Woodsboro, a town of just over 1,200 people in the central part of the county, is getting the first town hall in its history.
Burgess Bill Rittelmeyer said town officials are buying a lot at 503 S. Main St. for the building for $90,000, in news first reported by the Woodsboro-Walkersville Times. Rittelmeyer added that the town is scheduled to close on the property on Aug. 28.
The closing date was delayed from this Friday due to misspelled names on liens associated with the sale, he said.
Closing costs shouldn’t be more than $5,000, Rittelmeyer added. The money for the lot will come out of the town’s general reserves, he said.
Property records indicate the current owner as Victor Dreschler, and the lot size as 15,561 square feet. The grass lot sits across from Hartzler Funeral Home, and currently has an L-shaped red fence lining some of the property.

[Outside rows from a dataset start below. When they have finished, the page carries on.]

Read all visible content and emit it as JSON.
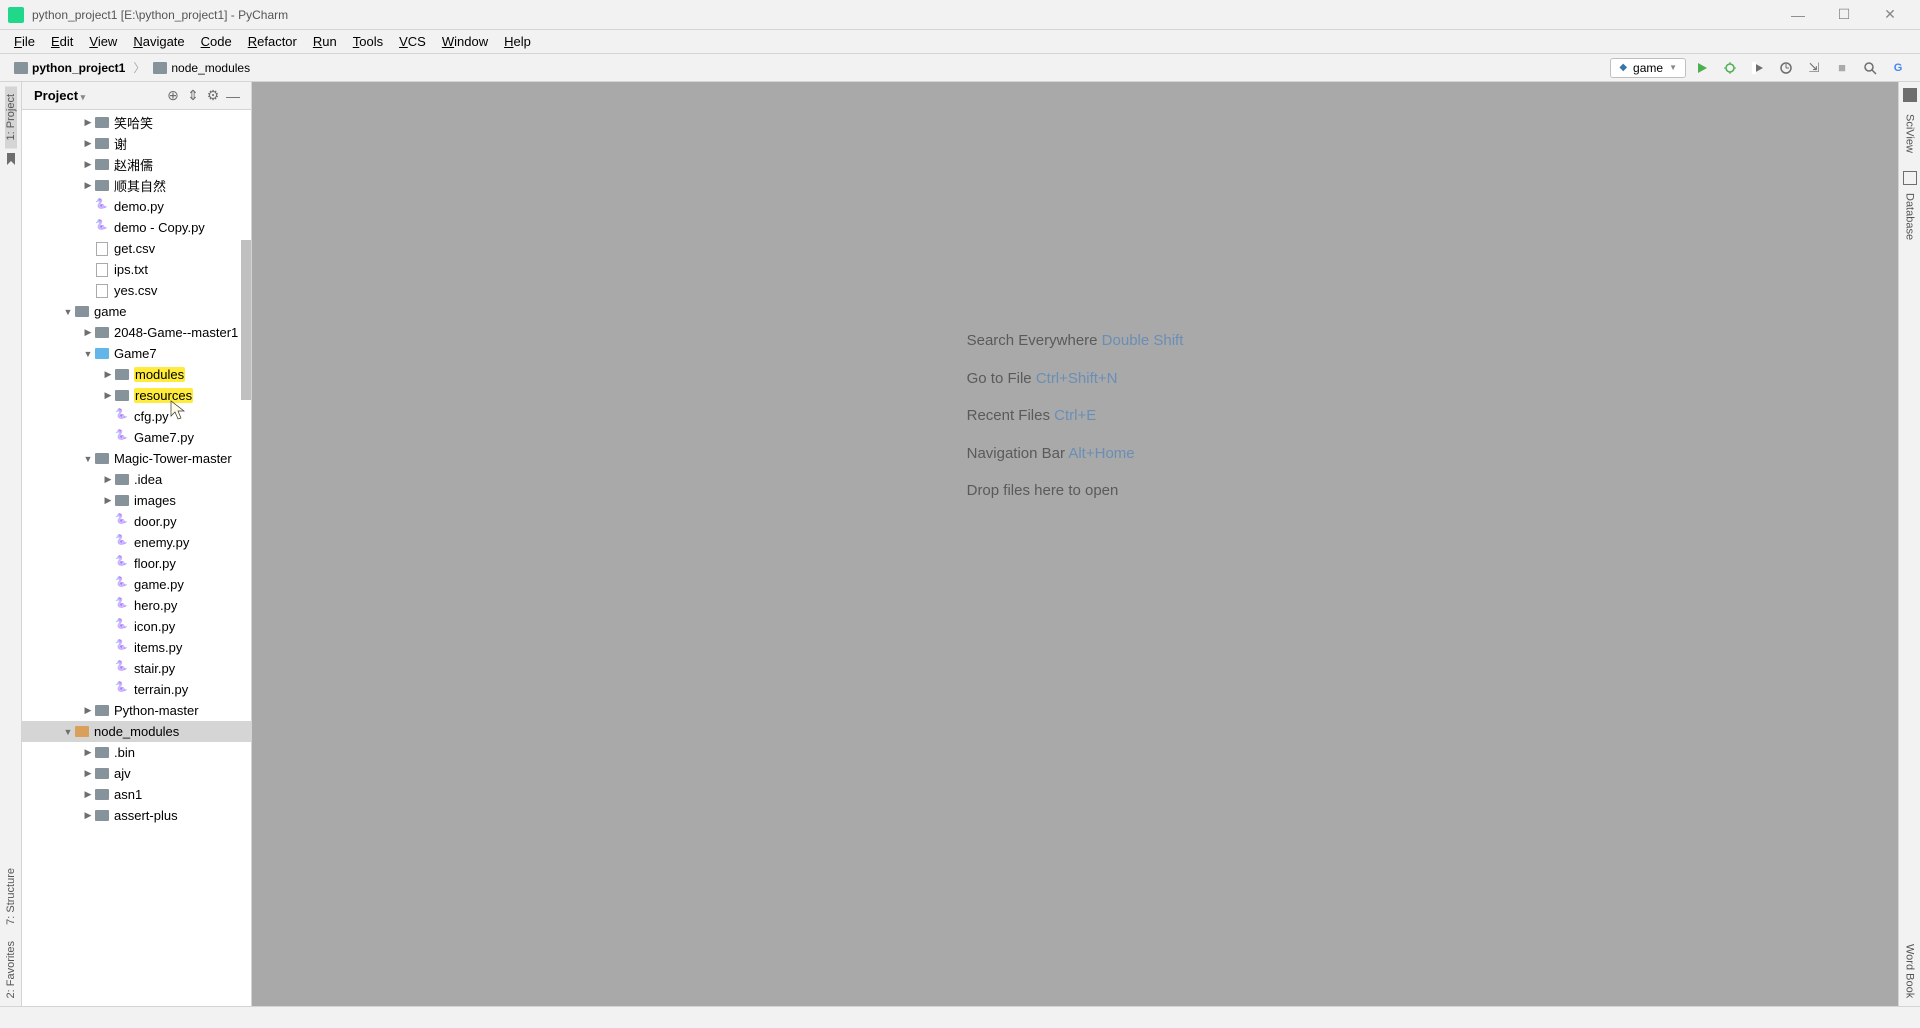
{
  "window_title": "python_project1 [E:\\python_project1] - PyCharm",
  "menus": [
    "File",
    "Edit",
    "View",
    "Navigate",
    "Code",
    "Refactor",
    "Run",
    "Tools",
    "VCS",
    "Window",
    "Help"
  ],
  "breadcrumb": [
    {
      "name": "python_project1",
      "bold": true
    },
    {
      "name": "node_modules"
    }
  ],
  "run_config": "game",
  "panel": {
    "title": "Project"
  },
  "leftrail": {
    "top": "1: Project",
    "mid": "7: Structure",
    "bottom": "2: Favorites"
  },
  "rightrail": {
    "a": "SciView",
    "b": "Database",
    "c": "Word Book"
  },
  "welcome": {
    "lines": [
      {
        "text": "Search Everywhere ",
        "shortcut": "Double Shift"
      },
      {
        "text": "Go to File ",
        "shortcut": "Ctrl+Shift+N"
      },
      {
        "text": "Recent Files ",
        "shortcut": "Ctrl+E"
      },
      {
        "text": "Navigation Bar ",
        "shortcut": "Alt+Home"
      },
      {
        "text": "Drop files here to open",
        "shortcut": ""
      }
    ]
  },
  "tree": [
    {
      "indent": 3,
      "arrow": ">",
      "icon": "folder",
      "label": "笑哈笑"
    },
    {
      "indent": 3,
      "arrow": ">",
      "icon": "folder",
      "label": "谢"
    },
    {
      "indent": 3,
      "arrow": ">",
      "icon": "folder",
      "label": "赵湘儒"
    },
    {
      "indent": 3,
      "arrow": ">",
      "icon": "folder",
      "label": "顺其自然"
    },
    {
      "indent": 3,
      "arrow": "",
      "icon": "py",
      "label": "demo.py"
    },
    {
      "indent": 3,
      "arrow": "",
      "icon": "py",
      "label": "demo - Copy.py"
    },
    {
      "indent": 3,
      "arrow": "",
      "icon": "file",
      "label": "get.csv"
    },
    {
      "indent": 3,
      "arrow": "",
      "icon": "file",
      "label": "ips.txt"
    },
    {
      "indent": 3,
      "arrow": "",
      "icon": "file",
      "label": "yes.csv"
    },
    {
      "indent": 2,
      "arrow": "v",
      "icon": "folder-open",
      "label": "game"
    },
    {
      "indent": 3,
      "arrow": ">",
      "icon": "folder",
      "label": "2048-Game--master1"
    },
    {
      "indent": 3,
      "arrow": "v",
      "icon": "folder-src",
      "label": "Game7"
    },
    {
      "indent": 4,
      "arrow": ">",
      "icon": "folder",
      "label": "modules",
      "hl": true
    },
    {
      "indent": 4,
      "arrow": ">",
      "icon": "folder",
      "label": "resources",
      "hl": true
    },
    {
      "indent": 4,
      "arrow": "",
      "icon": "py",
      "label": "cfg.py"
    },
    {
      "indent": 4,
      "arrow": "",
      "icon": "py",
      "label": "Game7.py"
    },
    {
      "indent": 3,
      "arrow": "v",
      "icon": "folder-open",
      "label": "Magic-Tower-master"
    },
    {
      "indent": 4,
      "arrow": ">",
      "icon": "folder",
      "label": ".idea"
    },
    {
      "indent": 4,
      "arrow": ">",
      "icon": "folder",
      "label": "images"
    },
    {
      "indent": 4,
      "arrow": "",
      "icon": "py",
      "label": "door.py"
    },
    {
      "indent": 4,
      "arrow": "",
      "icon": "py",
      "label": "enemy.py"
    },
    {
      "indent": 4,
      "arrow": "",
      "icon": "py",
      "label": "floor.py"
    },
    {
      "indent": 4,
      "arrow": "",
      "icon": "py",
      "label": "game.py"
    },
    {
      "indent": 4,
      "arrow": "",
      "icon": "py",
      "label": "hero.py"
    },
    {
      "indent": 4,
      "arrow": "",
      "icon": "py",
      "label": "icon.py"
    },
    {
      "indent": 4,
      "arrow": "",
      "icon": "py",
      "label": "items.py"
    },
    {
      "indent": 4,
      "arrow": "",
      "icon": "py",
      "label": "stair.py"
    },
    {
      "indent": 4,
      "arrow": "",
      "icon": "py",
      "label": "terrain.py"
    },
    {
      "indent": 3,
      "arrow": ">",
      "icon": "folder",
      "label": "Python-master"
    },
    {
      "indent": 2,
      "arrow": "v",
      "icon": "folder-lib",
      "label": "node_modules",
      "selected": true
    },
    {
      "indent": 3,
      "arrow": ">",
      "icon": "folder",
      "label": ".bin"
    },
    {
      "indent": 3,
      "arrow": ">",
      "icon": "folder",
      "label": "ajv"
    },
    {
      "indent": 3,
      "arrow": ">",
      "icon": "folder",
      "label": "asn1"
    },
    {
      "indent": 3,
      "arrow": ">",
      "icon": "folder",
      "label": "assert-plus"
    }
  ]
}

Currently, town officials are operating in a trailer near the town’s wastewater plant on Council Drive. They have been there since last October, as the Woodsboro Volunteer Fire Co. asked them to vacate part of the company’s building on Third Street to expand its kitchen, The Frederick News-Post previously reported.
Rittelmeyer said the town office will be used for office and meeting space. Currently, the town commissioners meet monthly at St. John’s United Church of Christ.
He said a group will be organized to decide what to build at 503 S. Main St. That group will include Commissioner Jason Boyer, Town Administrator Mary Rice, town Planning and Zoning Administrator Susan Hauver and a few residents, he said.
Designs for the building still need to be completed, Rittelmeyer added. The town will also need to go through the permitting process with county officials, he said.
“We want to have a nice facility, but we don’t need a Taj Mahal,” Rittelmeyer said of the town hall.
He hopes town officials can break ground on the project by early next year. In a meeting with the commissioners Tuesday night, he said he didn’t have a budget in mind, but added that town officials probably didn’t want to spend more than half a million dollars on construction.
Woodsboro commissioners were receptive to that Tuesday. Both John Cutshall and Jason Boyer said after the meeting that a reasonable construction cost would be $200,000 to $300,000, but added that discussions are preliminary.
John Cutshall suggested that the town sell bonds to help finance the hall, given bond rates are currently low and the town’s financial health.
“I would think there’s enough interest in this small-town community that’s solvent to get some local banks or even some private investors,” Cutshall said, adding that those bonds could be exempt from state or federal taxes.
Both he and Boyer, who grew up in Woodsboro, said the town hall will be a great addition to the community.
“I’m excited about it. ... It really is going to be the face of Woodsboro,” Boyer said. “We’ve been in a fire hall and a church, and so the fact we now have a face of the town, it’s awesome.”